I am a strange human being in that I love music writing as much as I do music itself, love the quirky, cranky characters it attracts, love the contradictory nature of the enterprise (serious fun), love seeing how far writers of so many different identities can take particular subjects of so many different kinds. It’s more than clear now that popular music has amassed a literature, in the sense of multiple books on multiple topics. What this book is more concerned to promote is literature in the sense of a sentence or paragraph that makes an impression the way a lyric does, because the viewpoint is so singular, because it imparts a resonance.
All these years after the arrival of vernacular pop, we might feel more posthuman than we do like rock and rollers flocking to what the great critical explainer Robert Palmer called “The Church of the Sonic Guitar”. (See my entry on cyberpunk novels!) I accept that, but now we need to work out what comes next—and how that changes our views of the still powerful writing that came before. My hope is that by outlining American popular music’s literary past, and having the time of my life doing it, I can provide some inspiration heading forward.

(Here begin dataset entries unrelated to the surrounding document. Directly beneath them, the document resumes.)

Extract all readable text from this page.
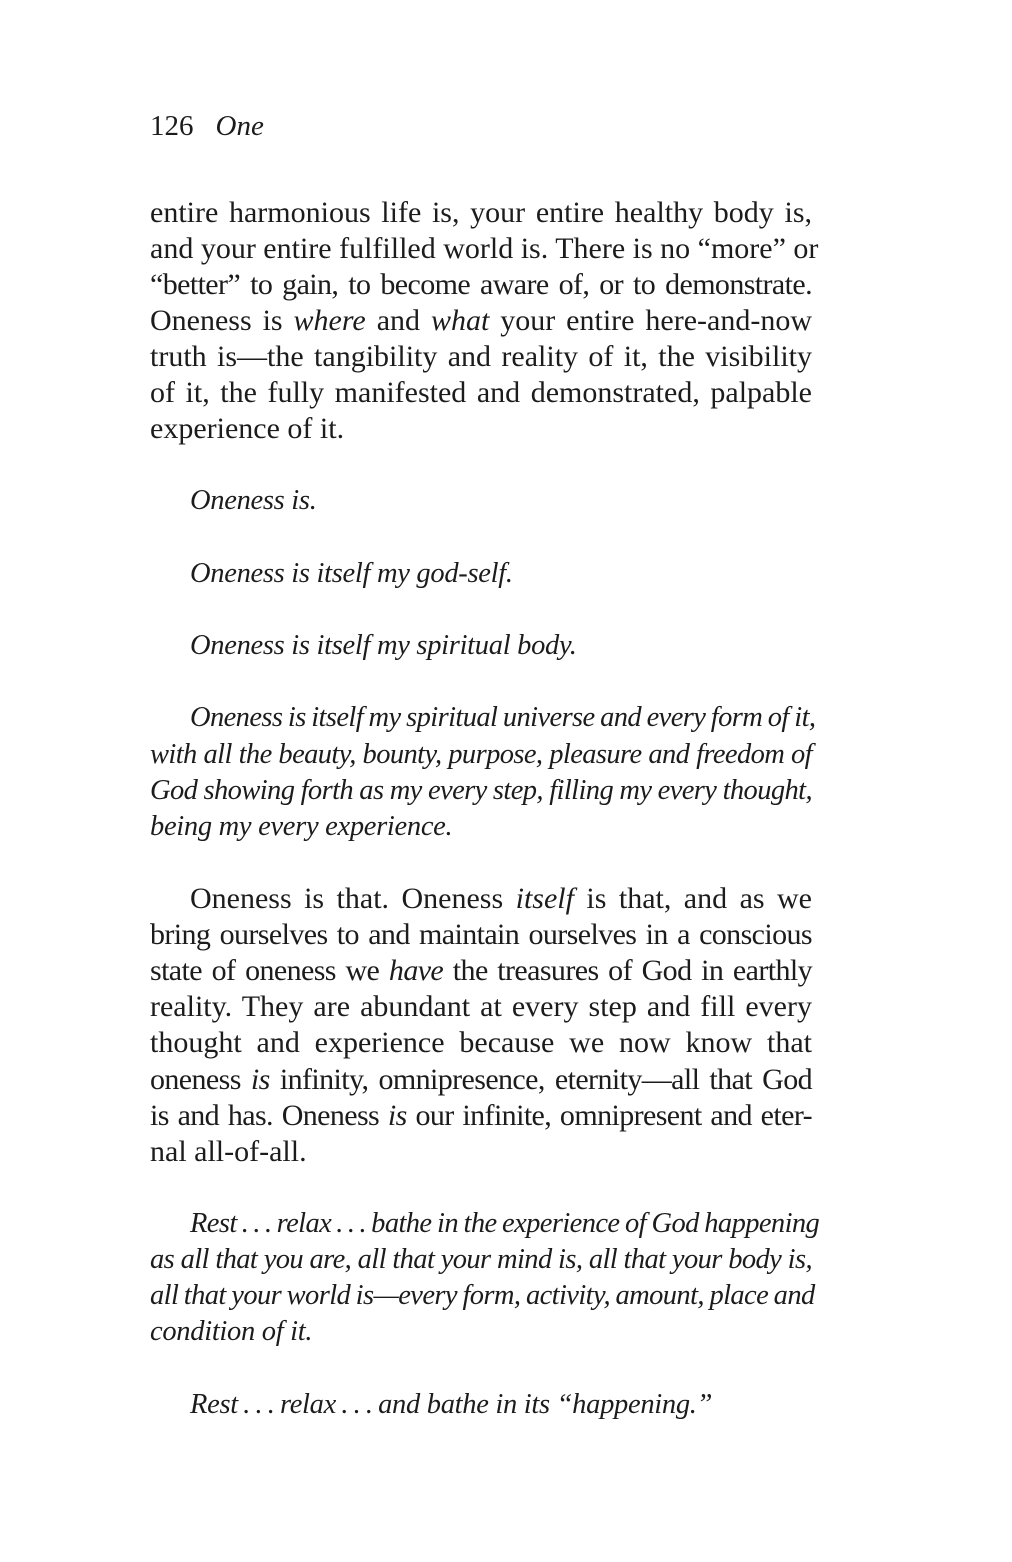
126 One
entire harmonious life is, your entire healthy body is,
and your entire fulfilled world is. There is no “more” or
“better” to gain, to become aware of, or to demonstrate.
Oneness is where and what your entire here-and-now
truth is—the tangibility and reality of it, the visibility
of it, the fully manifested and demonstrated, palpable
experience of it.
Oneness is.
Oneness is itself my god-self.
Oneness is itself my spiritual body.
Oneness is itself my spiritual universe and every form of it,
with all the beauty, bounty, purpose, pleasure and freedom of
God showing forth as my every step, filling my every thought,
being my every experience.
Oneness is that. Oneness itself is that, and as we
bring ourselves to and maintain ourselves in a conscious
state of oneness we have the treasures of God in earthly
reality. They are abundant at every step and fill every
thought and experience because we now know that
oneness is infinity, omnipresence, eternity—all that God
is and has. Oneness is our infinite, omnipresent and eter-
nal all-of-all.
Rest . . . relax . . . bathe in the experience of God happening
as all that you are, all that your mind is, all that your body is,
all that your world is—every form, activity, amount, place and
condition of it.
Rest . . . relax . . . and bathe in its “happening.”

Eric Weisbard is associate professor of American Studies at the University of Alabama and co-editor of Journal of Popular Music Studies. He founded and for many years organized the Pop Conference, editing its collections This Is Pop, Listen Again, and Pop When the World Falls Apart. Before that, he edited the Village Voice music section, wrote for Spin, and edited its Spin Alternative Record Guide. His other books are Top 40 Democracy: The Rival Mainstreams of American Music and Use Your Illusion I and II.